A deep learning architecture designed to investigate the best way of embedding stylistic features from text using contrastive learning and interpretability.
- 3.9 <= Python <= 3.12
- A HuggingFace account in order to run the preprocessing script or get access to some pre-trained models.
huggingface-cli loginpip install -r requirements.txtIt is recommended to use the shell scripts provided in the scripts folder to run the code.
Make sure to modify the parameters in the scripts's but also in the configs's file you want to use to fit your need.
The scripts are designed to be run from any directory.
If you still want to run the Python scripts directly:
Set the hyperparameters you want in tune.yml.
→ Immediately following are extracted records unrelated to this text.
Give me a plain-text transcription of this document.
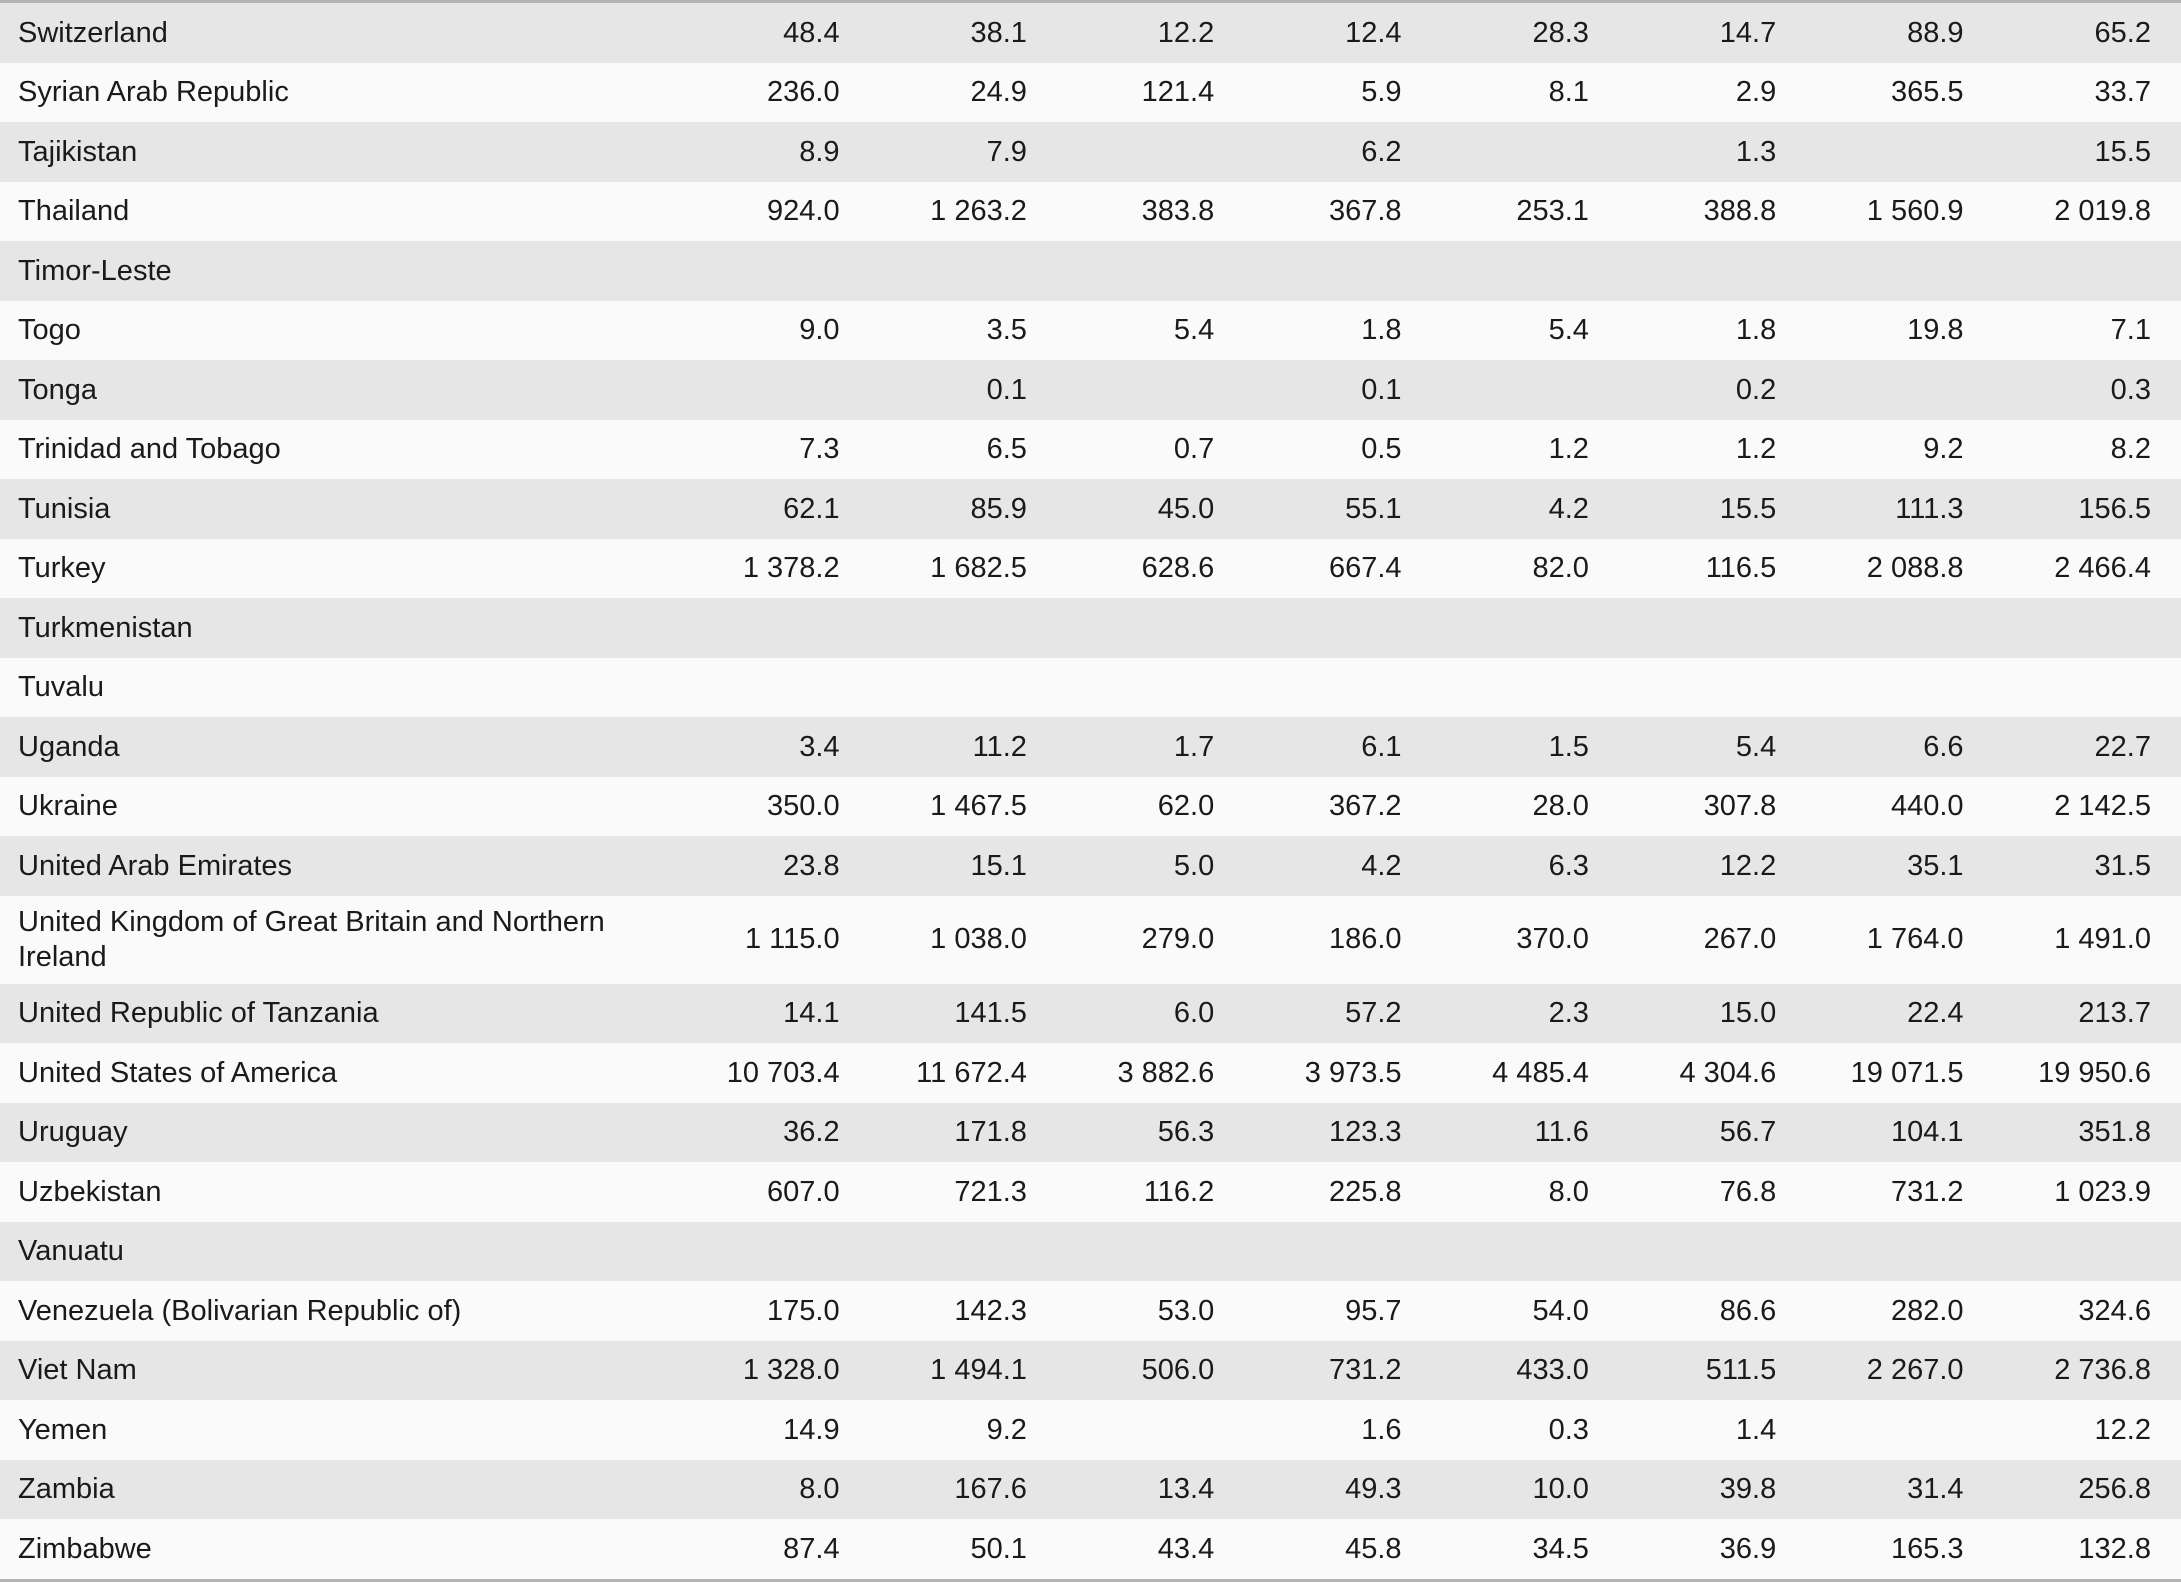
Switzerland	48.4	38.1	12.2	12.4	28.3	14.7	88.9	65.2
Syrian Arab Republic	236.0	24.9	121.4	5.9	8.1	2.9	365.5	33.7
Tajikistan	8.9	7.9		6.2		1.3		15.5
Thailand	924.0	1 263.2	383.8	367.8	253.1	388.8	1 560.9	2 019.8
Timor-Leste								
Togo	9.0	3.5	5.4	1.8	5.4	1.8	19.8	7.1
Tonga		0.1		0.1		0.2		0.3
Trinidad and Tobago	7.3	6.5	0.7	0.5	1.2	1.2	9.2	8.2
Tunisia	62.1	85.9	45.0	55.1	4.2	15.5	111.3	156.5
Turkey	1 378.2	1 682.5	628.6	667.4	82.0	116.5	2 088.8	2 466.4
Turkmenistan								
Tuvalu								
Uganda	3.4	11.2	1.7	6.1	1.5	5.4	6.6	22.7
Ukraine	350.0	1 467.5	62.0	367.2	28.0	307.8	440.0	2 142.5
United Arab Emirates	23.8	15.1	5.0	4.2	6.3	12.2	35.1	31.5
United Kingdom of Great Britain and Northern Ireland	1 115.0	1 038.0	279.0	186.0	370.0	267.0	1 764.0	1 491.0
United Republic of Tanzania	14.1	141.5	6.0	57.2	2.3	15.0	22.4	213.7
United States of America	10 703.4	11 672.4	3 882.6	3 973.5	4 485.4	4 304.6	19 071.5	19 950.6
Uruguay	36.2	171.8	56.3	123.3	11.6	56.7	104.1	351.8
Uzbekistan	607.0	721.3	116.2	225.8	8.0	76.8	731.2	1 023.9
Vanuatu								
Venezuela (Bolivarian Republic of)	175.0	142.3	53.0	95.7	54.0	86.6	282.0	324.6
Viet Nam	1 328.0	1 494.1	506.0	731.2	433.0	511.5	2 267.0	2 736.8
Yemen	14.9	9.2		1.6	0.3	1.4		12.2
Zambia	8.0	167.6	13.4	49.3	10.0	39.8	31.4	256.8
Zimbabwe	87.4	50.1	43.4	45.8	34.5	36.9	165.3	132.8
usage: tune.py [-h] --config_path CONFIG_PATH --ray_storage_path
RAY_STORAGE_PATH --logs_dir LOGS_DIR [--num_proc NUM_PROC]
[--cache_dir CACHE_DIR]
Arguments used for hyper-parameter tuning.
options:
-h, --help show this help message and exit
--config_path CONFIG_PATH
Path to the config file.
--ray_storage_path RAY_STORAGE_PATH
Directory where Ray will save the logs and experiments
results.
--logs_dir LOGS_DIR Directory where the logs will be saved.
--num_proc NUM_PROC Number of processes to use. Default is the number of
CPUs minus one.
--cache_dir CACHE_DIR
Path to the cache directory for HuggingFace.
Set the hyperparameters you want in train.yml.
usage: train.py [-h] --config_path CONFIG_PATH --logs_dir LOGS_DIR
[--num_proc NUM_PROC] [--checkpoint_dir CHECKPOINT_DIR]
[--checkpoint_path CHECKPOINT_PATH] [--cache_dir CACHE_DIR]
Arguments used to train/fine-tune a model.
options:
-h, --help show this help message and exit
--config_path CONFIG_PATH
Path to the config file.
--logs_dir LOGS_DIR Directory where the logs are stored.
--num_proc NUM_PROC Number of processes to use. Default is the number of
CPUs.
--checkpoint_dir CHECKPOINT_DIR
Directory where the model's checkpoints are stored.
--checkpoint_path CHECKPOINT_PATH
Path to a checkpoint file if it exists. This argument
is only used when testing an existing model.
--cache_dir CACHE_DIR
Path to the cache directory for HuggingFace.
To cite DeepStylometry:
TBDThis project is licensed under the Apache License 2.0.